We are working with the particle products around 2 years. The documentation and forum support are great. Our products are in USA, South Africa, Australia etc. We updated our system firmware version to 0.7.0 and began to save the device logs.
There was a lot of online events in most of the devices. We optimised our firmware, thought it was some memory issue. Thanks to @ScruffR for his help. This didn’t help us a lot. We downgraded some of them to system firmware 0.6.3 and upgraded some of them to 0.8.0-rc11. Almost all of them started to become stable. Our online logs reduced from more than 100 per day to 7 per 20 days. Some of them didn’t publish a single online event for 15 days.
Still there are devices which shows online events no matter what. The WiFi strength is strong and we are using external antennas.
Is there anyway we could identify the cause of these online events? If it is due to modem config, DHCP restrictions, IP collisions etc, what we can do in these cases. What may cause these continuous online events?
@Rahul_G For those devices that you have on 0.8.0-RC.11 I would suggest you go to the console and download the history log as a CSV and then look at the reasons why it has been disconnecting. My experience with WiFi is that whilst instantaneous signal strength (RSSI) might appear good or strong there can be short periods where the signal is attenuated and the connection can be lost. The router logs might be a better source to answer your listed reasons - the network connection errors will likely be 1006/7, 1023/24 - AP not available/out of range, credentials wrong.
Are you able to log the signal strength and data quality for each device back to you monitoring app? I did that for some problematic devices on customer sites and it highlighted that AP get turned off for maintenance and for security reasons out of hours plus that during the day there are huge fluctuations in signal strength due to people attenuating the signals, other devices (wifi, bluetooth).
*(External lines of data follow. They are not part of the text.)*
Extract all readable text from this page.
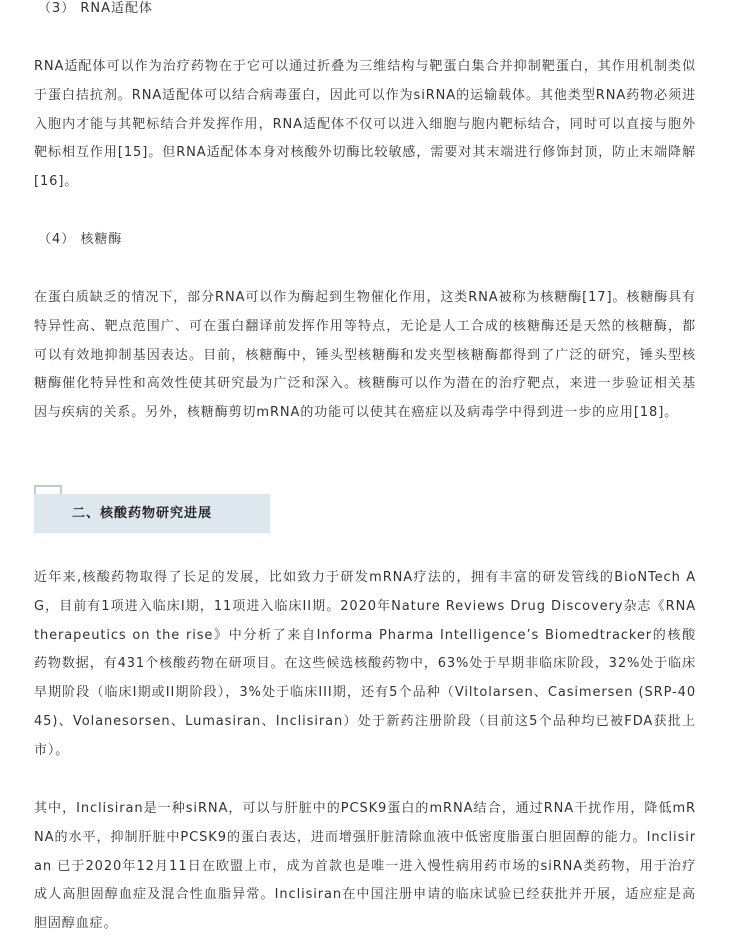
（3） RNA适配体

RNA适配体可以作为治疗药物在于它可以通过折叠为三维结构与靶蛋白集合并抑制靶蛋白，其作用机制类似于蛋白拮抗剂。RNA适配体可以结合病毒蛋白，因此可以作为siRNA的运输载体。其他类型RNA药物必须进入胞内才能与其靶标结合并发挥作用，RNA适配体不仅可以进入细胞与胞内靶标结合，同时可以直接与胞外靶标相互作用[15]。但RNA适配体本身对核酸外切酶比较敏感，需要对其末端进行修饰封顶，防止末端降解[16]。

（4） 核糖酶

在蛋白质缺乏的情况下，部分RNA可以作为酶起到生物催化作用，这类RNA被称为核糖酶[17]。核糖酶具有特异性高、靶点范围广、可在蛋白翻译前发挥作用等特点，无论是人工合成的核糖酶还是天然的核糖酶，都可以有效地抑制基因表达。目前，核糖酶中，锤头型核糖酶和发夹型核糖酶都得到了广泛的研究，锤头型核糖酶催化特异性和高效性使其研究最为广泛和深入。核糖酶可以作为潜在的治疗靶点，来进一步验证相关基因与疾病的关系。另外，核糖酶剪切mRNA的功能可以使其在癌症以及病毒学中得到进一步的应用[18]。

二、核酸药物研究进展

近年来,核酸药物取得了长足的发展，比如致力于研发mRNA疗法的，拥有丰富的研发管线的BioNTech AG，目前有1项进入临床I期，11项进入临床II期。2020年Nature Reviews Drug Discovery杂志《RNA therapeutics on the rise》中分析了来自Informa Pharma Intelligence’s Biomedtracker的核酸药物数据，有431个核酸药物在研项目。在这些候选核酸药物中，63%处于早期非临床阶段，32%处于临床早期阶段（临床I期或II期阶段），3%处于临床III期，还有5个品种（Viltolarsen、Casimersen (SRP-4045)、Volanesorsen、Lumasiran、Inclisiran）处于新药注册阶段（目前这5个品种均已被FDA获批上市）。

其中，Inclisiran是一种siRNA，可以与肝脏中的PCSK9蛋白的mRNA结合，通过RNA干扰作用，降低mRNA的水平，抑制肝脏中PCSK9的蛋白表达，进而增强肝脏清除血液中低密度脂蛋白胆固醇的能力。Inclisiran 已于2020年12月11日在欧盟上市，成为首款也是唯一进入慢性病用药市场的siRNA类药物，用于治疗成人高胆固醇血症及混合性血脂异常。Inclisiran在中国注册申请的临床试验已经获批并开展，适应症是高胆固醇血症。
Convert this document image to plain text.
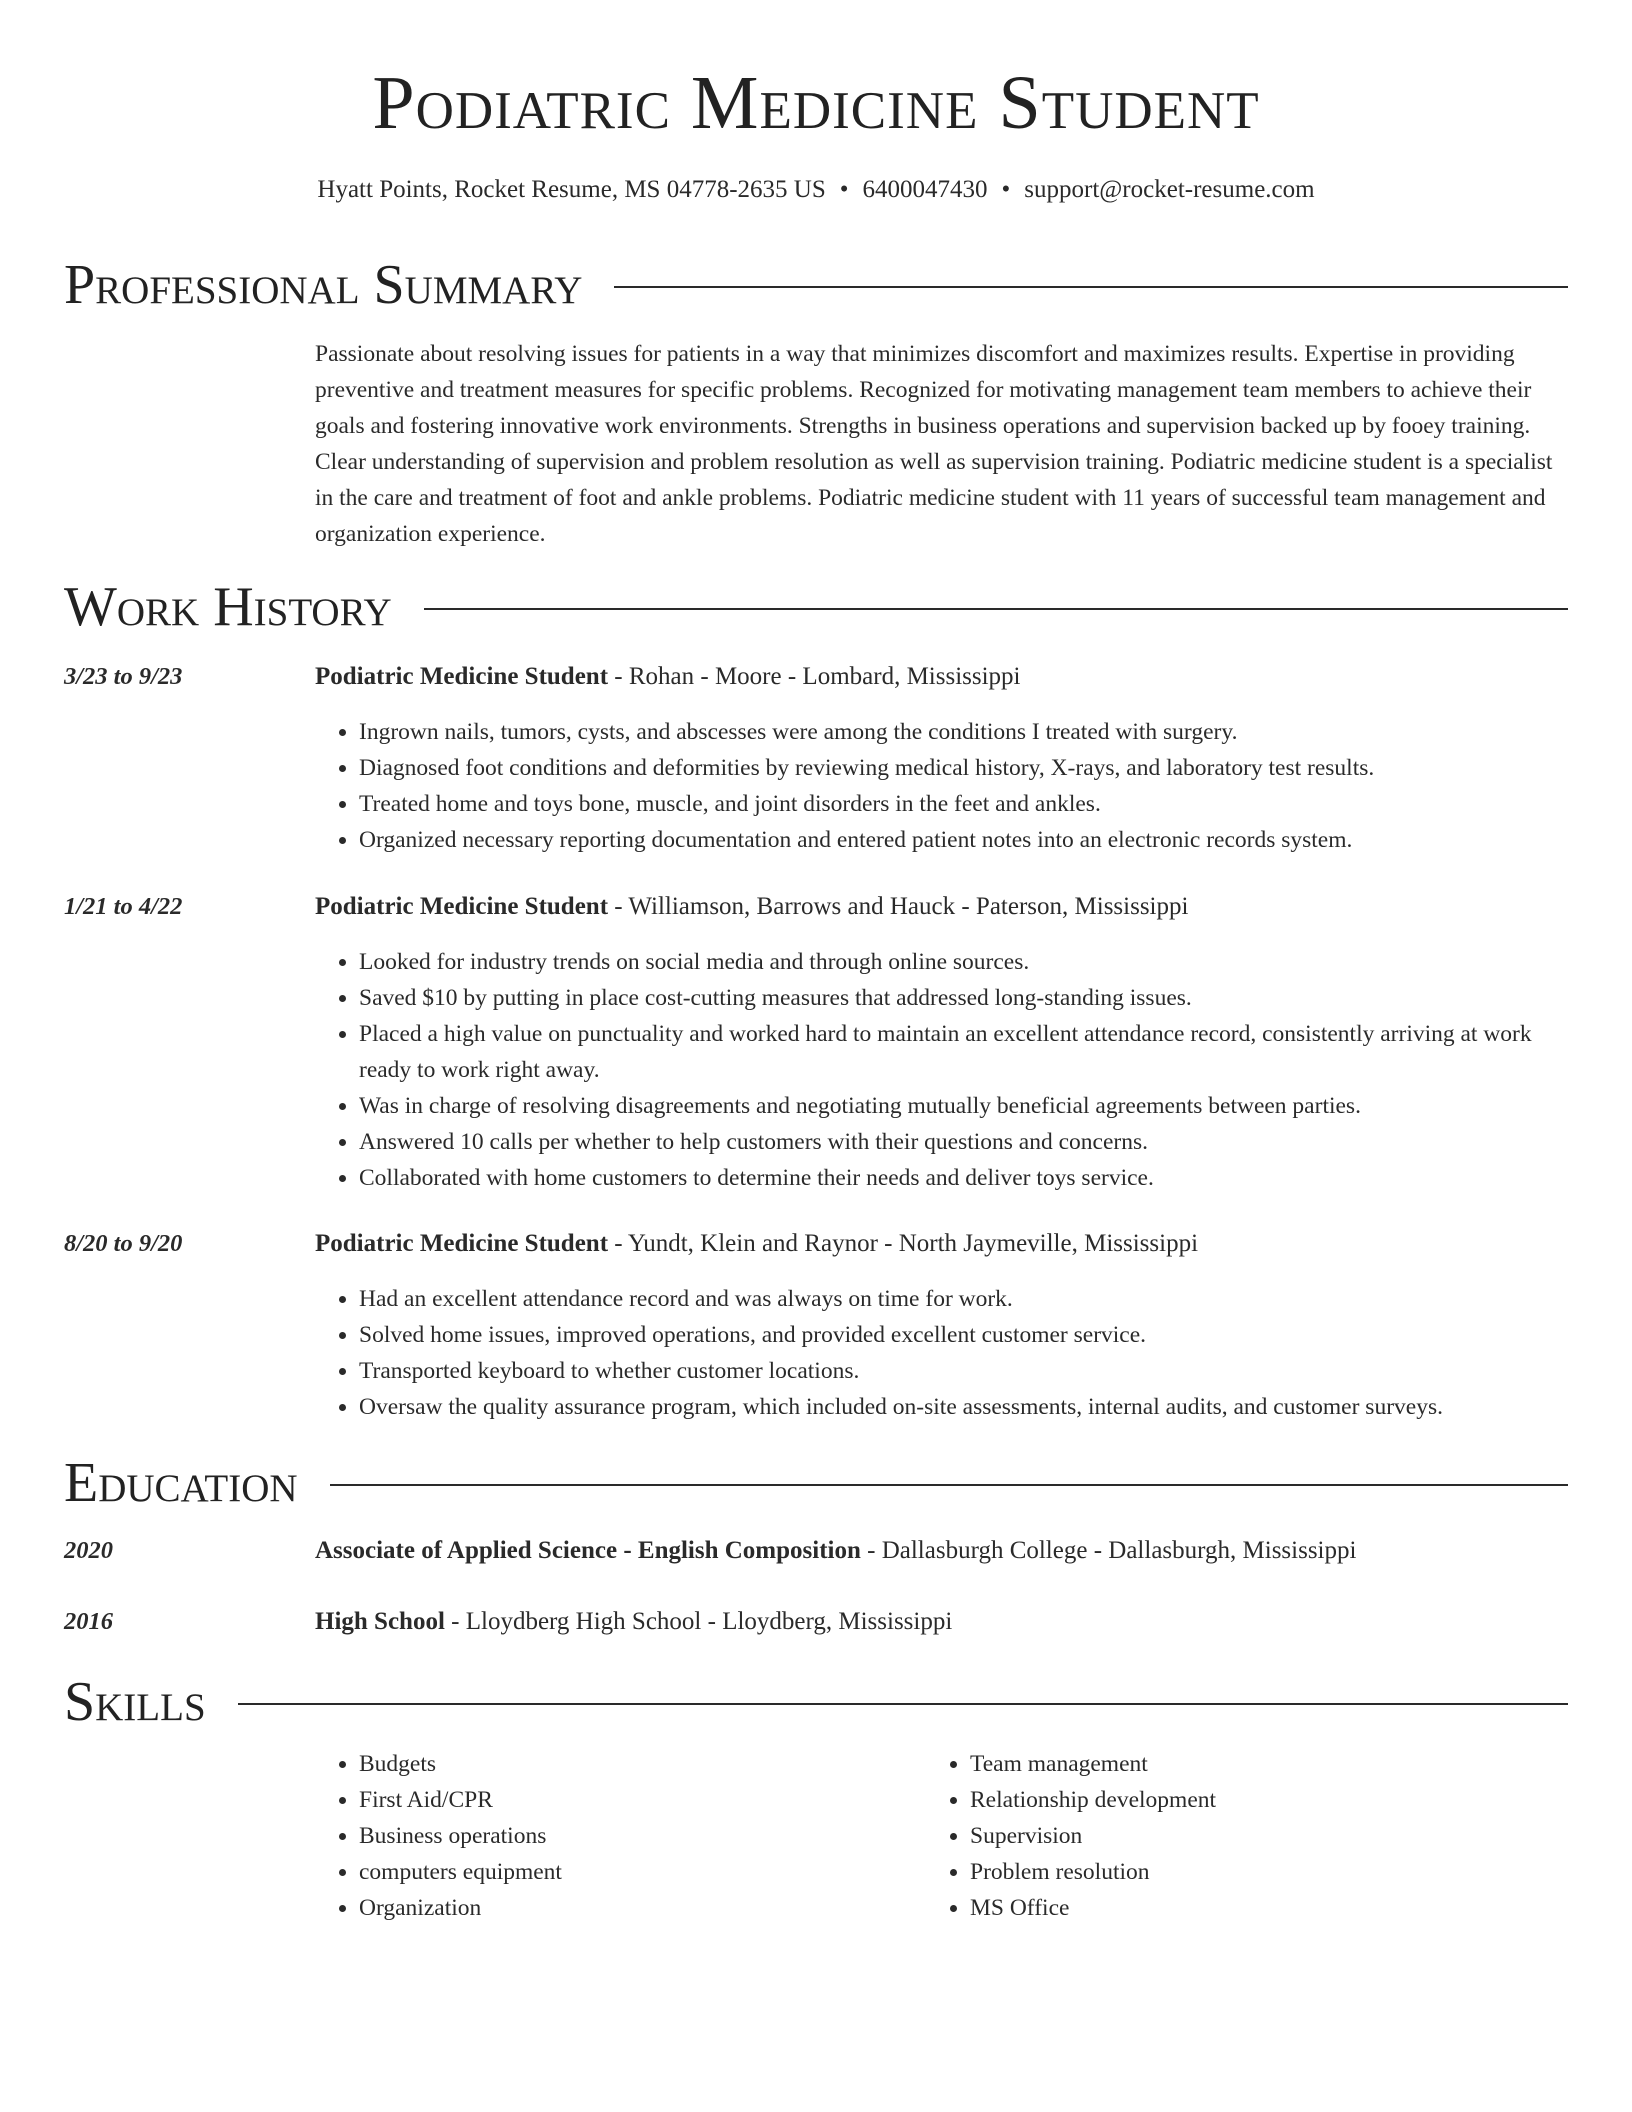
Podiatric Medicine Student
Hyatt Points, Rocket Resume, MS 04778-2635 US • 6400047430 • support@rocket-resume.com
Professional Summary

Passionate about resolving issues for patients in a way that minimizes discomfort and maximizes results. Expertise in providing preventive and treatment measures for specific problems. Recognized for motivating management team members to achieve their goals and fostering innovative work environments. Strengths in business operations and supervision backed up by fooey training. Clear understanding of supervision and problem resolution as well as supervision training. Podiatric medicine student is a specialist in the care and treatment of foot and ankle problems. Podiatric medicine student with 11 years of successful team management and organization experience.

Work History
3/23 to 9/23	Podiatric Medicine Student - Rohan - Moore - Lombard, Mississippi
• Ingrown nails, tumors, cysts, and abscesses were among the conditions I treated with surgery.
• Diagnosed foot conditions and deformities by reviewing medical history, X-rays, and laboratory test results.
• Treated home and toys bone, muscle, and joint disorders in the feet and ankles.
• Organized necessary reporting documentation and entered patient notes into an electronic records system.
1/21 to 4/22	Podiatric Medicine Student - Williamson, Barrows and Hauck - Paterson, Mississippi
• Looked for industry trends on social media and through online sources.
• Saved $10 by putting in place cost-cutting measures that addressed long-standing issues.
• Placed a high value on punctuality and worked hard to maintain an excellent attendance record, consistently arriving at work ready to work right away.
• Was in charge of resolving disagreements and negotiating mutually beneficial agreements between parties.
• Answered 10 calls per whether to help customers with their questions and concerns.
• Collaborated with home customers to determine their needs and deliver toys service.
8/20 to 9/20	Podiatric Medicine Student - Yundt, Klein and Raynor - North Jaymeville, Mississippi
• Had an excellent attendance record and was always on time for work.
• Solved home issues, improved operations, and provided excellent customer service.
• Transported keyboard to whether customer locations.
• Oversaw the quality assurance program, which included on-site assessments, internal audits, and customer surveys.
Education
2020	Associate of Applied Science - English Composition - Dallasburgh College - Dallasburgh, Mississippi
2016	High School - Lloydberg High School - Lloydberg, Mississippi
Skills
• Budgets
• First Aid/CPR
• Business operations
• computers equipment
• Organization
• Team management
• Relationship development
• Supervision
• Problem resolution
• MS Office
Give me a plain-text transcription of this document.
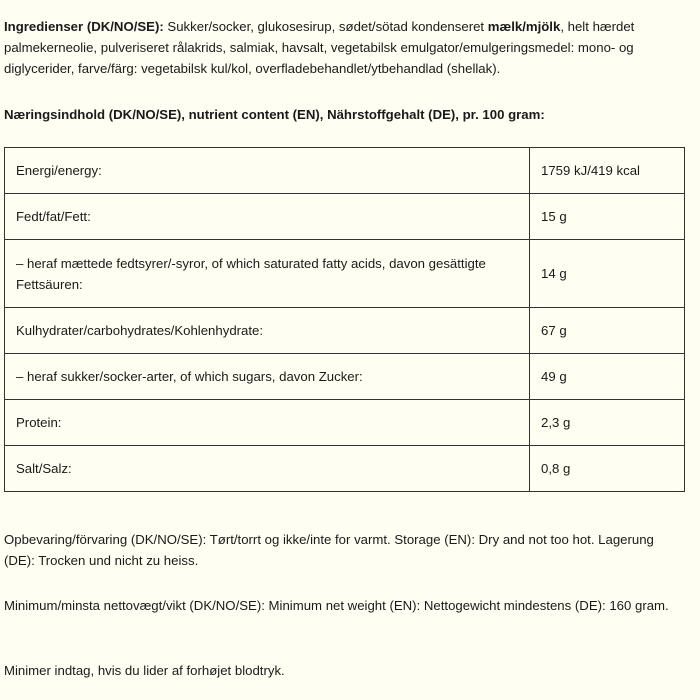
Ingredienser (DK/NO/SE): Sukker/socker, glukosesirup, sødet/sötad kondenseret mælk/mjölk, helt hærdet palmekerneolie, pulveriseret rålakrids, salmiak, havsalt, vegetabilsk emulgator/emulgeringsmedel: mono- og diglycerider, farve/färg: vegetabilsk kul/kol, overfladebehandlet/ytbehandlad (shellak).

Næringsindhold (DK/NO/SE), nutrient content (EN), Nährstoffgehalt (DE), pr. 100 gram:

Energi/energy:	1759 kJ/419 kcal
Fedt/fat/Fett:	15 g
– heraf mættede fedtsyrer/-syror, of which saturated fatty acids, davon gesättigte Fettsäuren:	14 g
Kulhydrater/carbohydrates/Kohlenhydrate:	67 g
– heraf sukker/socker-arter, of which sugars, davon Zucker:	49 g
Protein:	2,3 g
Salt/Salz:	0,8 g

Opbevaring/förvaring (DK/NO/SE): Tørt/torrt og ikke/inte for varmt. Storage (EN): Dry and not too hot. Lagerung (DE): Trocken und nicht zu heiss.

Minimum/minsta nettovægt/vikt (DK/NO/SE): Minimum net weight (EN): Nettogewicht mindestens (DE): 160 gram.

Minimer indtag, hvis du lider af forhøjet blodtryk.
My hope is that with the 3rd gen mesh hardware we can move away from using WiFi as it is just not reliable.
It takes a bit of digging to find - you are looking for WICED error codes if you want to search the web. Below are the ones I have found:
SUCCESS 0 // Success
PENDING -1 // Pending
TIMEOUT -2 // Timeout
PARTIAL_RESULTS -3 // Partial results
ERROR -4 // Error
BADARG -5 // Bad Arguments
BADOPTION -6 // Mode not supported
UNSUPPORTED -7 // Unsupported function
OUT_OF_HEAP_SPACE -8 // Dynamic memory space exhausted
NOTUP -9 // Interface is not currently Up
UNFINISHED -10 // Operation not finished yet
CONNECTION_LOST -11 // Connection to server lost
NOT_FOUND -12 // Item not found
PACKET_BUFFER_CORRUPT -13 // Packet buffer corrupted
ROUTING_ERROR -14 // Routing error
BADVALUE -15 // Bad value
WOULD_BLOCK -16 // Function would block
ABORTED -17 // Operation aborted
CONNECTION_RESET -18 // Connection has been reset
CONNECTION_CLOSED -19 // Connection is closed
NOT_CONNECTED -20 // Connection is not connected
ADDRESS_IN_USE -21 // Address is in use
NETWORK_INTERFACE_ERROR -22 // Network interface error
ALREADY_CONNECTED -23 // Socket is already connected
INVALID_INTERFACE -24 // Interface specified in invalid
SOCKET_CREATE_FAIL -25 // Socket creation failed
INVALID_SOCKET -26 // Socket is invalid
CORRUPT_PACKET_BUFFER -27 // Packet buffer is corrupted
UNKNOWN_NETWORK_STACK_ERROR -28 // Unknown network stack error
NO_STORED_AP_IN_DCT -29 // DCT contains no AP credentials
STA_JOIN_FAILED -30 // Join failed
PACKET_BUFFER_OVERFLOW -31 // Packet buffer overflow
ERROR_WWD_INVALID_KEY 1004 You will get this error if the password you provided for your AP is invalid
ERROR_WWD_AUTHENTICATION_FAILED 1006 You will get this error if authentication failed trying to connect to the AP|
ERROR_WWD_NETWORK_NOT_FOUND 1024 You will get this error if the requested AP could not be found in an AP scan. A likely cause of this error message is that you are out of range of the AP
ERROR_WWD_UNABLE_TO_JOIN 1025 You will get this error if you are unable to join the requested AP. A likely cause of this error message is that you are out of range of the AP
ERROR_WWD_ACCESS_POINT_NOT_FOUND 1066 This error message indicates that the requested AP could not be found.
ERROR_TLS_UNTRUSTED_CERTIFICATE 5035 Indicates that the certificate from the remote secure server could not be validated against any of the root certificates available to WICED. You may need to add another root certificate.
Have a look for a @rickkas7 design for a message log stored in retained RAM - if this is what you mean by save data before publish. I use an event log on SD card where I can store years of events. Process works well and can recover history once reconnected.
When an AP is out of range the WICED stack will return error 1024 typically.